経団連は10月13日、都市・住宅政策委員会企画部会(横本美津子部会長)をオンラインで開催した。
一つの建物に複数の住居や店舗を持つ区分所有建物(マンション等)の管理等について定めた「建物の区分所有等に関する法律」(区分所有法)により、マンション等の管理や建て替え等の意思決定は、区分所有者および議決権による多数決で決議することとされている。
今後、老朽化したマンション等の急増が見込まれるなか、その管理や建て替えの円滑化は重要な課題である。しかし、マンション等所有者の高齢化・相続等を背景に、所有者の非居住化や不明化が進行しており、決議で必要な賛成数を得られず、マンション等の管理不全や建て替えが困難になることが懸念されている。
経団連は、区分所有法制の見直しを2006年から継続して要望してきた。規制改革推進会議での議論等を経て、21年3月に、法務省の参画のもと「区分所有法制研究会」が設置され、見直しに向けて論点を整理した。
22年9月、同研究会における議論をまとめた報告書が公表されたことから、法務省大臣官房の大谷太参事官から、区分所有法制の見直しに向けた論点等について説明を聴いた。概要は次のとおり。
■ 区分所有建物の管理の円滑化
マンション等の長寿命化等のため共用部分の変更を行うには、決議に際して多数決要件(4分の3)を満たす必要がある。しかし、この要件を満たすことは難しいため、必要な工事が迅速に行えないという指摘がなされてきた。これに対応するため、多数決割合を単純に引き下げる案、外壁崩落のおそれやバリアフリー未適合など一定の客観的要件を満たす場合に多数決割合を引き下げる案等について論点整理が行われた。
また、決議を円滑化するため、公的機関の関与のもと、所在不明の所有者を決議の母数から除外する仕組み、集会に参加しない所有者を決議の母数に含めず、出席者の多数決による決議を可能とする仕組み等についても提案されている。
■ 区分所有建物の建て替えの円滑化
マンション等の建て替え決議の多数決要件(5分の4)を満たすことが難しく、必要な建て替えが迅速に行えないとの指摘については、多数決割合を単純に引き下げる案、耐震性不足など一定の客観的要件を満たす場合に多数決割合を引き下げる案等について論点整理がされた。

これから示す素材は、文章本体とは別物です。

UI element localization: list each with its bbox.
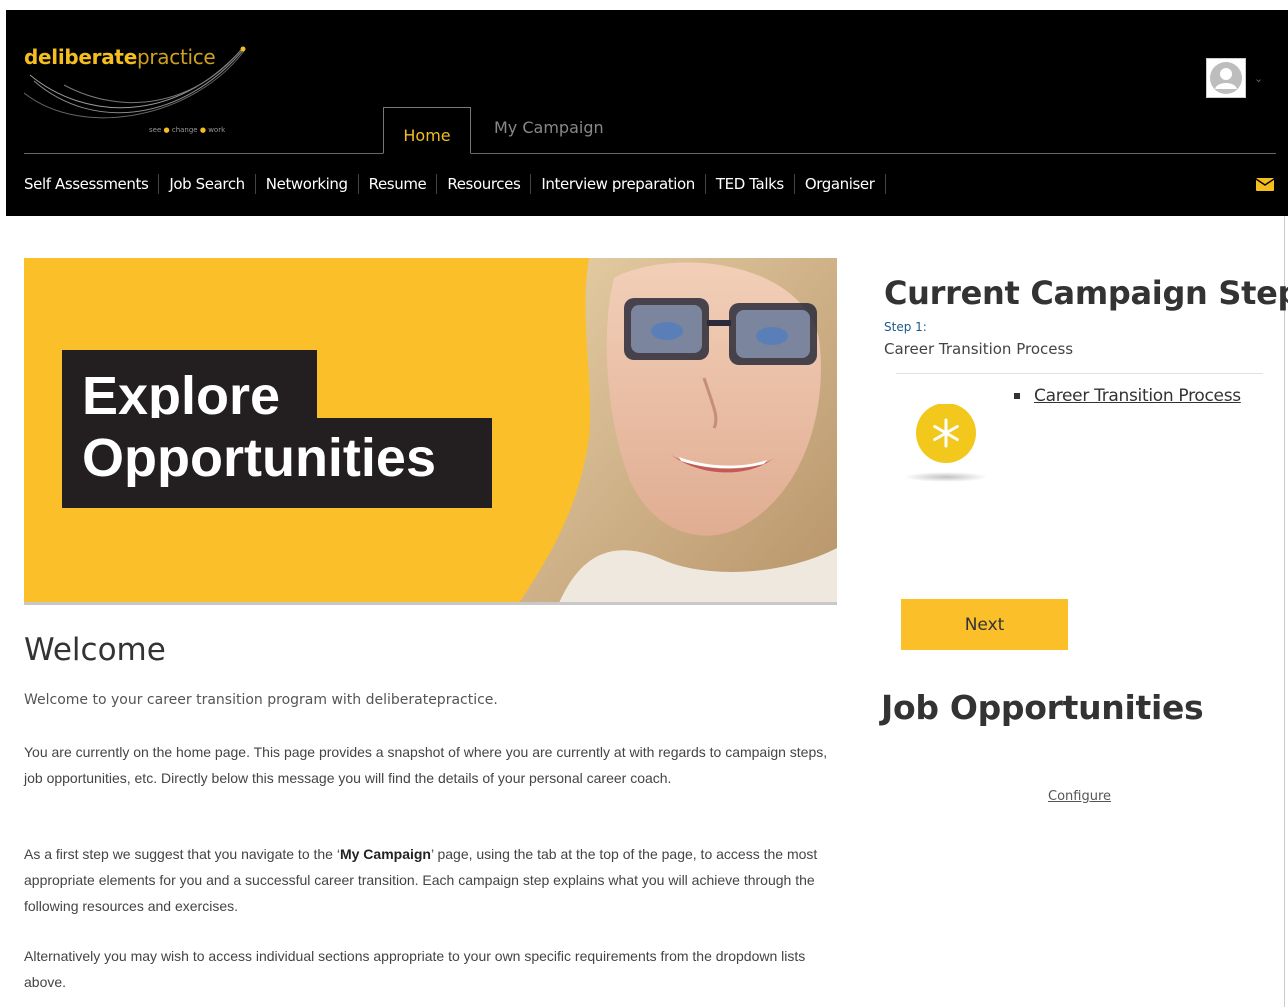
welcome-intro: Welcome to your career transition progra… — [24, 692, 498, 708]
nav-self-assessments[interactable]: Self Assessments — [24, 174, 160, 194]
nav-resources[interactable]: Resources — [437, 174, 532, 194]
step-number-label: Step 1: — [884, 320, 927, 334]
banner-line-opportunities: Opportunities — [62, 418, 492, 508]
asterisk-icon — [904, 404, 988, 482]
brand-logo[interactable]: deliberatepractice see ● change ● work — [24, 45, 254, 145]
tab-home[interactable]: Home — [383, 107, 471, 154]
nav-organiser[interactable]: Organiser — [795, 174, 886, 194]
banner-shadow — [24, 602, 837, 605]
bullet-icon — [1014, 393, 1020, 399]
welcome-title: Welcome — [24, 632, 166, 668]
nav-networking[interactable]: Networking — [256, 174, 359, 194]
logo-wordmark: deliberatepractice — [24, 45, 216, 69]
nav-interview-preparation[interactable]: Interview preparation — [531, 174, 706, 194]
logo-tagline: see ● change ● work — [149, 126, 226, 134]
site-header: deliberatepractice see ● change ● work ⌄… — [6, 10, 1288, 216]
envelope-icon[interactable] — [1256, 178, 1274, 191]
job-opportunities-title: Job Opportunities — [881, 688, 1204, 727]
nav-ted-talks[interactable]: TED Talks — [706, 174, 795, 194]
welcome-paragraph-3: Alternatively you may wish to access ind… — [24, 948, 806, 990]
tab-divider — [24, 153, 1276, 154]
user-menu[interactable]: ⌄ — [1206, 58, 1263, 98]
step-divider — [896, 373, 1263, 374]
woman-portrait-image — [519, 258, 837, 603]
nav-job-search[interactable]: Job Search — [159, 174, 256, 194]
hero-banner: Explore Opportunities — [24, 258, 837, 603]
banner-line-explore: Explore — [62, 350, 317, 422]
tab-my-campaign[interactable]: My Campaign — [494, 118, 604, 137]
current-campaign-step-title: Current Campaign Step — [884, 274, 1288, 312]
user-avatar-icon[interactable] — [1206, 58, 1246, 98]
next-button[interactable]: Next — [901, 599, 1068, 650]
step-name: Career Transition Process — [884, 340, 1074, 358]
configure-link[interactable]: Configure — [1048, 789, 1111, 804]
nav-resume[interactable]: Resume — [359, 174, 438, 194]
welcome-paragraph-2: As a first step we suggest that you navi… — [24, 846, 818, 914]
content-border — [1284, 216, 1285, 1007]
chevron-down-icon[interactable]: ⌄ — [1254, 72, 1263, 85]
main-nav: Self Assessments Job Search Networking R… — [24, 174, 886, 194]
career-transition-process-link[interactable]: Career Transition Process — [1034, 386, 1241, 406]
step-resource-list-item: Career Transition Process — [1014, 386, 1241, 406]
welcome-paragraph-1: You are currently on the home page. This… — [24, 744, 828, 786]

また、建て替えが決議されても、専有部分の賃借権が消滅せず、工事の円滑な実施を阻害するケースがあることから、建て替え決議がされた場合、一定の手続きを経て賃借権を消滅させる仕組みについても提案されている。
なお、論点整理が早期に進んだことや、これら課題の重要性に鑑み、予定より半年程度前倒しして、法務大臣は22年9月に諮問機関である法制審議会に諮問し、「区分所有法制部会」が新設された。10月28日から議論を開始する予定である。研究会の報告書も踏まえ、さらなる調査審議を進めていく。